Galveston Island, Texas's Yaga Mo' Bettah Threadz grew from a flip-flopped version of that store-oriented philosophy. The store followed the shirts. In 1988, when the shop first opened on the Strand, the town's historic shopping district, the store was called Hot Tropics. Four years ago, Flores had launched the Yaga t-shirt line, which took its name and logo from a Jamaican slang term used to attract attention - translated roughly as "yo!". As sales of the shirts took off nationwide, the line grew - adding accessories, hats, bags and shoes - and the Galveston store adopted the name.
"The apparel business and the store were separate." Flores explains. "Back then we were carrying some of the original Stussy, Mossimo, Quik." His customers were "beach people" - surfers, boaters - and seasonal tourists.
Thanks in part to the success of yaga apparel, as well as to increases in tourism (including cruise-line passengers), the retail business grew steadily. And today, while there are more stores to compete with, Flores simply focuses that much more intensely on the same old factors. "You have to pay more attention to price points, because competition lowers prices. You have to work harder at the presentation".
Another thing that's helped set the store apart is Yaga's West Indian concept, which echoes throughout 3,200 square feet of kicked-back styles for men, women and kids. The key, says Flores, is maintaining a fresh merchandise mix without veering too far off course.

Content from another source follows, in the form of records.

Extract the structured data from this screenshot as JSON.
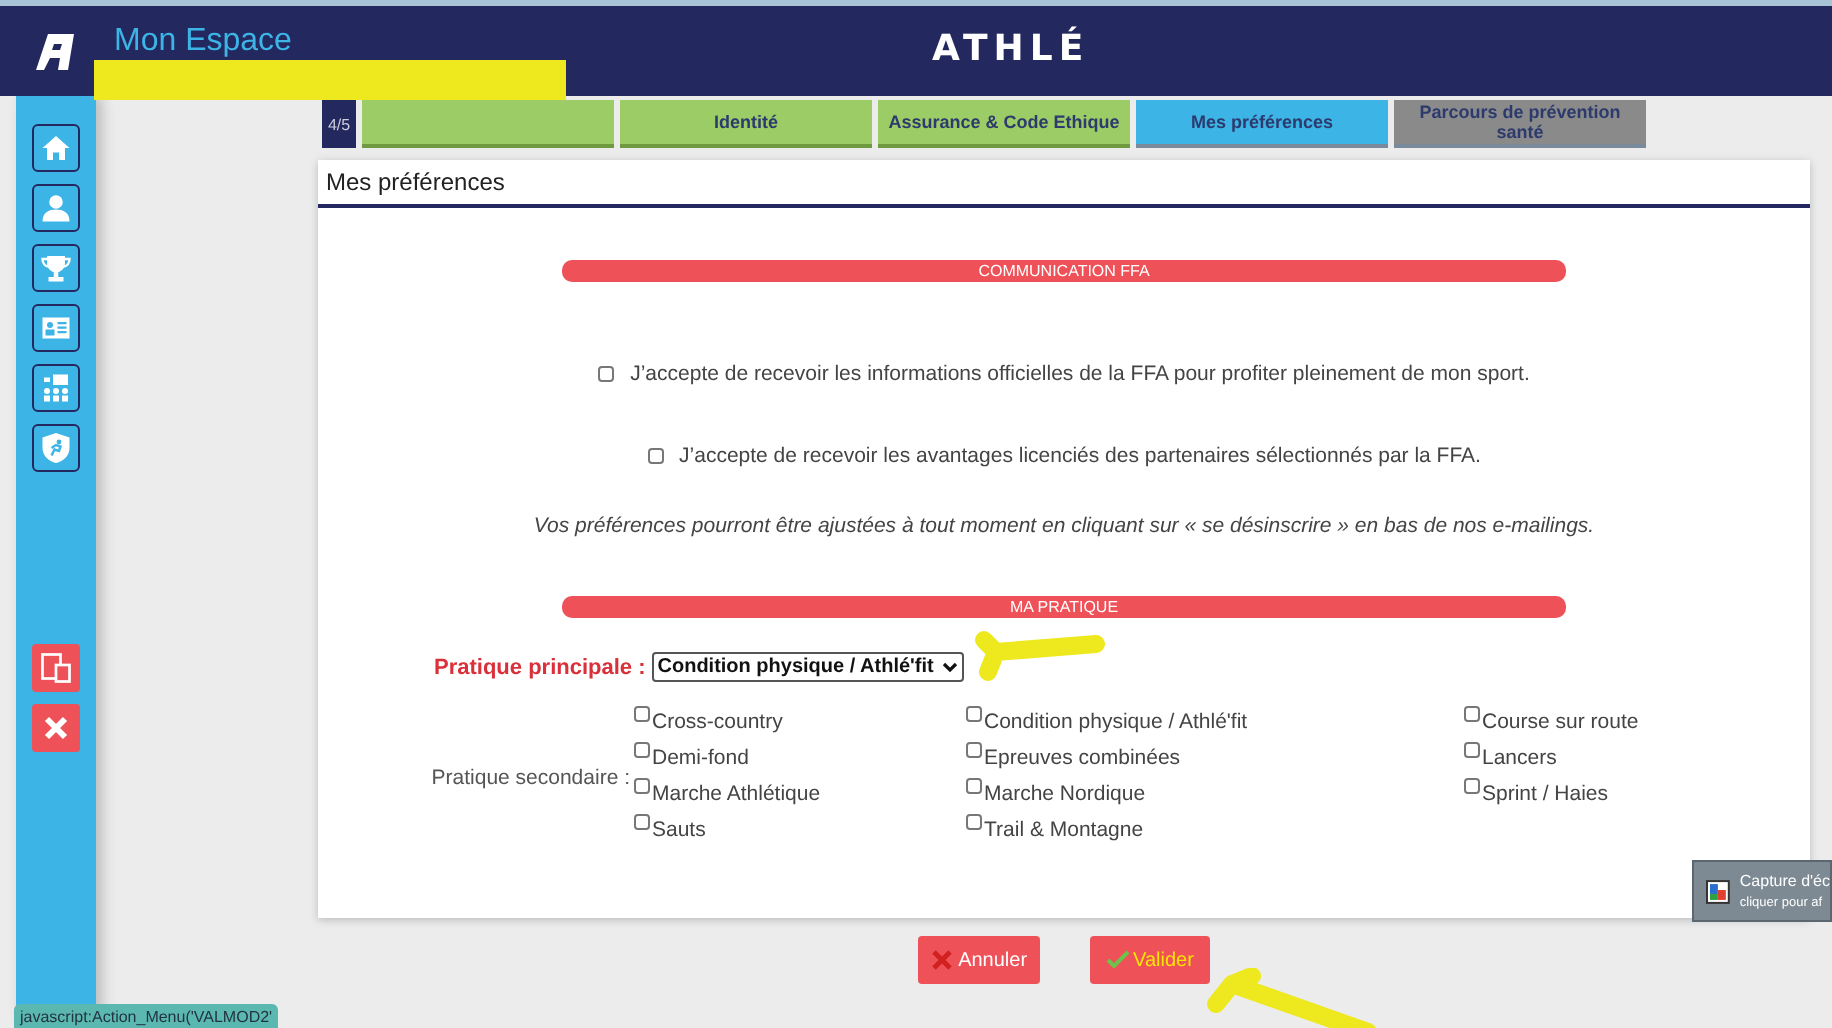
{
  "header": {
    "title": "Mon Espace",
    "brand": "ATHLÉ"
  },
  "sidebar": {
    "items": [
      {
        "kind": "home"
      },
      {
        "kind": "user"
      },
      {
        "kind": "trophy"
      },
      {
        "kind": "card"
      },
      {
        "kind": "board"
      },
      {
        "kind": "shield"
      }
    ],
    "actions": [
      {
        "kind": "devices"
      },
      {
        "kind": "close"
      }
    ]
  },
  "steps": {
    "counter": "4/5",
    "tabs": [
      {
        "completed": true,
        "selected": false
      },
      {
        "label": "Identité",
        "completed": true,
        "selected": false
      },
      {
        "label": "Assurance & Code Ethique",
        "completed": true,
        "selected": false
      },
      {
        "label": "Mes préférences",
        "completed": false,
        "selected": true
      },
      {
        "label": "Parcours de prévention santé",
        "completed": false,
        "selected": false
      }
    ]
  },
  "panel": {
    "title": "Mes préférences",
    "communication": {
      "heading": "COMMUNICATION FFA",
      "consents": [
        {
          "label": "J’accepte de recevoir les informations officielles de la FFA pour profiter pleinement de mon sport.",
          "checked": false
        },
        {
          "label": "J’accepte de recevoir les avantages licenciés des partenaires sélectionnés par la FFA.",
          "checked": false
        }
      ],
      "note": "Vos préférences pourront être ajustées à tout moment en cliquant sur « se désinscrire » en bas de nos e-mailings."
    },
    "practice": {
      "heading": "MA PRATIQUE",
      "main_label": "Pratique principale :",
      "main_value": "Condition physique / Athlé'fit",
      "secondary_label": "Pratique secondaire :",
      "secondary": [
        {
          "label": "Cross-country",
          "checked": false
        },
        {
          "label": "Condition physique / Athlé'fit",
          "checked": false
        },
        {
          "label": "Course sur route",
          "checked": false
        },
        {
          "label": "Demi-fond",
          "checked": false
        },
        {
          "label": "Epreuves combinées",
          "checked": false
        },
        {
          "label": "Lancers",
          "checked": false
        },
        {
          "label": "Marche Athlétique",
          "checked": false
        },
        {
          "label": "Marche Nordique",
          "checked": false
        },
        {
          "label": "Sprint / Haies",
          "checked": false
        },
        {
          "label": "Sauts",
          "checked": false
        },
        {
          "label": "Trail & Montagne",
          "checked": false
        }
      ]
    }
  },
  "buttons": [
    {
      "kind": "cancel",
      "label": "Annuler"
    },
    {
      "kind": "submit",
      "label": "Valider"
    }
  ],
  "status_bar": "javascript:Action_Menu('VALMOD2'",
  "notification": {
    "title": "Capture d'éc",
    "subtitle": "cliquer pour af"
  },
  "annotations": [
    {
      "kind": "highlight"
    },
    {
      "kind": "arrow"
    },
    {
      "kind": "arrow"
    }
  ]
}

"I think that compared with five or six years ago, vendors [are] going back to their roots," say Flores. "They're not trying to [pick up on] every fad out there." Flores works Surf Expo events with the overall Yaga concept in mind. "This September, I'll be looking for things that I can [adapt for] private label."
Although brands like Aranco and Pacific Legends "sell all day long," Flores would love to discover one or two more great men's lines at the show. Does he struggle with the decision to add an unknown to Yaga's strategic lineup? "We just bring it in!" he says. "Our store has enough of a reputation... we don't have to worry about it."